Reid Hoffman, a venture capitalist and co-founder of the professional social network LinkedIn, says he considers the same question whether he’s approaching a business or a charity: How can a fixed amount of money reach the most people?
Mr. Hoffman says he donates to and serves on the boards of organizations like the microlender Kiva, the entrepreneurship charity Endeavor Global, and the volunteerism group Do-Something.org, because he believes they help change society by creating self-sufficiency, businesses, and sweeping changes.
“It’s an investment in order to achieve a result,” Mr. Hoffman says.
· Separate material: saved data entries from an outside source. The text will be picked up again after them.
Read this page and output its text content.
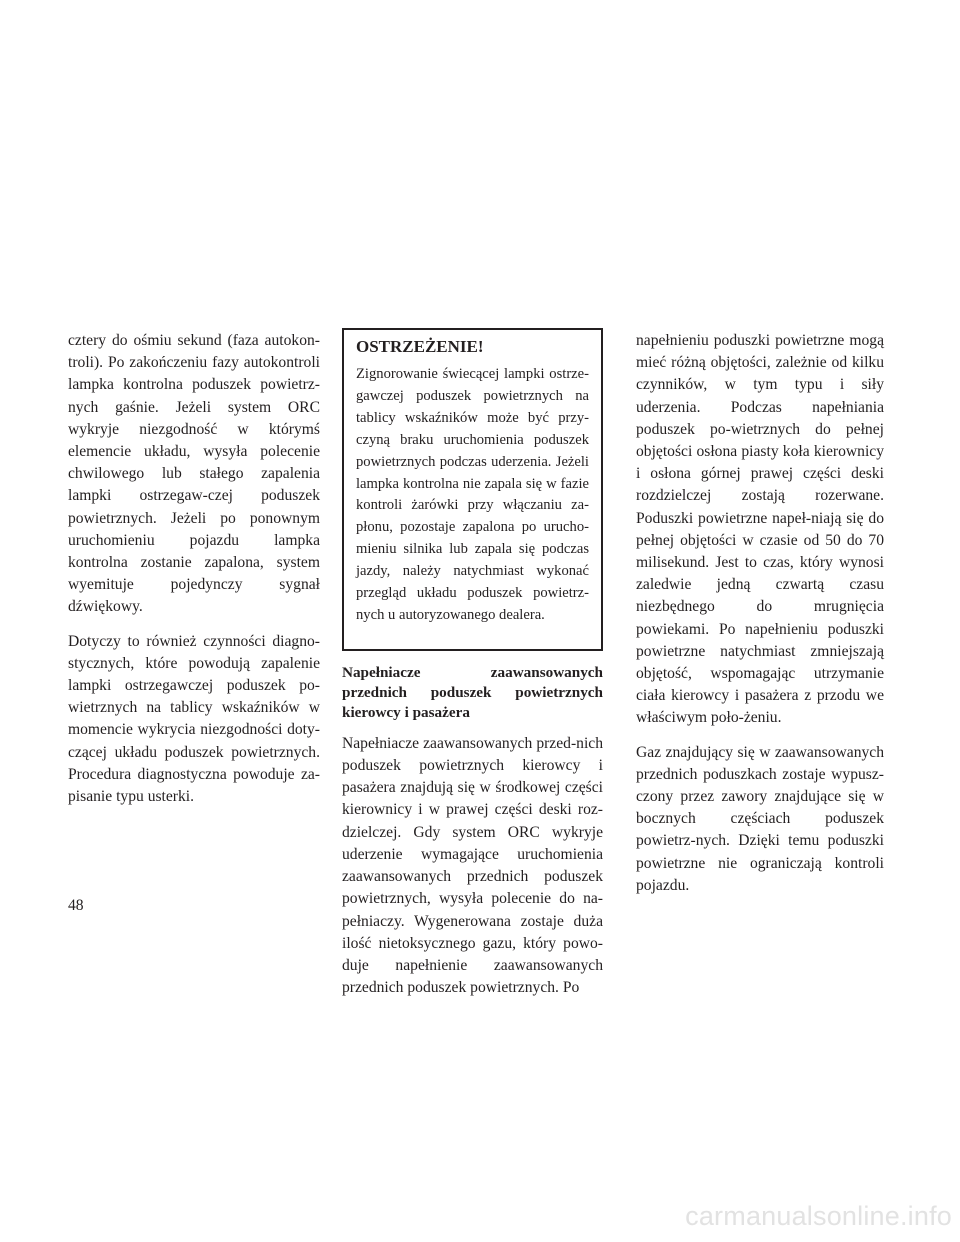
cztery do ośmiu sekund (faza autokon-troli). Po zakończeniu fazy autokontroli lampka kontrolna poduszek powietrz-nych gaśnie. Jeżeli system ORC wykryje niezgodność w którymś elemencie układu, wysyła polecenie chwilowego lub stałego zapalenia lampki ostrzegaw-czej poduszek powietrznych. Jeżeli po ponownym uruchomieniu pojazdu lampka kontrolna zostanie zapalona, system wyemituje pojedynczy sygnał dźwiękowy.

Dotyczy to również czynności diagno-stycznych, które powodują zapalenie lampki ostrzegawczej poduszek po-wietrznych na tablicy wskaźników w momencie wykrycia niezgodności doty-czącej układu poduszek powietrznych. Procedura diagnostyczna powoduje za-pisanie typu usterki.

OSTRZEŻENIE!

Zignorowanie świecącej lampki ostrze-gawczej poduszek powietrznych na tablicy wskaźników może być przy-czyną braku uruchomienia poduszek powietrznych podczas uderzenia. Jeżeli lampka kontrolna nie zapala się w fazie kontroli żarówki przy włączaniu za-płonu, pozostaje zapalona po urucho-mieniu silnika lub zapala się podczas jazdy, należy natychmiast wykonać przegląd układu poduszek powietrz-nych u autoryzowanego dealera.

Napełniacze zaawansowanych przednich poduszek powietrznych kierowcy i pasażera

Napełniacze zaawansowanych przed-nich poduszek powietrznych kierowcy i pasażera znajdują się w środkowej części kierownicy i w prawej części deski roz-dzielczej. Gdy system ORC wykryje uderzenie wymagające uruchomienia zaawansowanych przednich poduszek powietrznych, wysyła polecenie do na-pełniaczy. Wygenerowana zostaje duża ilość nietoksycznego gazu, który powo-duje napełnienie zaawansowanych przednich poduszek powietrznych. Po

napełnieniu poduszki powietrzne mogą mieć różną objętości, zależnie od kilku czynników, w tym typu i siły uderzenia. Podczas napełniania poduszek po-wietrznych do pełnej objętości osłona piasty koła kierownicy i osłona górnej prawej części deski rozdzielczej zostają rozerwane. Poduszki powietrzne napeł-niają się do pełnej objętości w czasie od 50 do 70 milisekund. Jest to czas, który wynosi zaledwie jedną czwartą czasu niezbędnego do mrugnięcia powiekami. Po napełnieniu poduszki powietrzne natychmiast zmniejszają objętość, wspomagając utrzymanie ciała kierowcy i pasażera z przodu we właściwym poło-żeniu.

Gaz znajdujący się w zaawansowanych przednich poduszkach zostaje wypusz-czony przez zawory znajdujące się w bocznych częściach poduszek powietrz-nych. Dzięki temu poduszki powietrzne nie ograniczają kontroli pojazdu.

48
carmanualsonline.info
Mr. Hoffman’s board positions – all at relatively young organizations – highlight another trend among Internet entrepreneurs. They often want to be on the cutting edge, says Ellen Miller, executive director of the Sunlight Foundation, a Washington group that promotes open government.
“They aren’t afraid of new ideas and new ways of thinking of old problems,” says Ms. Miller, whose charity received $50,000 from Mr. Hoffman in 2010.
Naveen Jain, founder of the online background check site Intelius and other companies, is among the donors seeking new solutions. He created a $1 million prize for anyone who creates a low-cost tablet computer that children and adults can use to diagnose and treat common illnesses in places without easy access to a doctor.
Entrepreneurs “want to engage in solving a problem,” Mr. Jain says. “What’s an entrepreneur? It’s somebody who sees a problem, thinks of a solution, and goes and executes on that solution.”
Craig Newmark, who started Craigslist as a hobby in 1995, has recently given to Internet connectivity projects in Kenya, Haiti, and veterans centers in San Francisco. He pledged $100,000 to a similar project for vocational schools in the West Bank.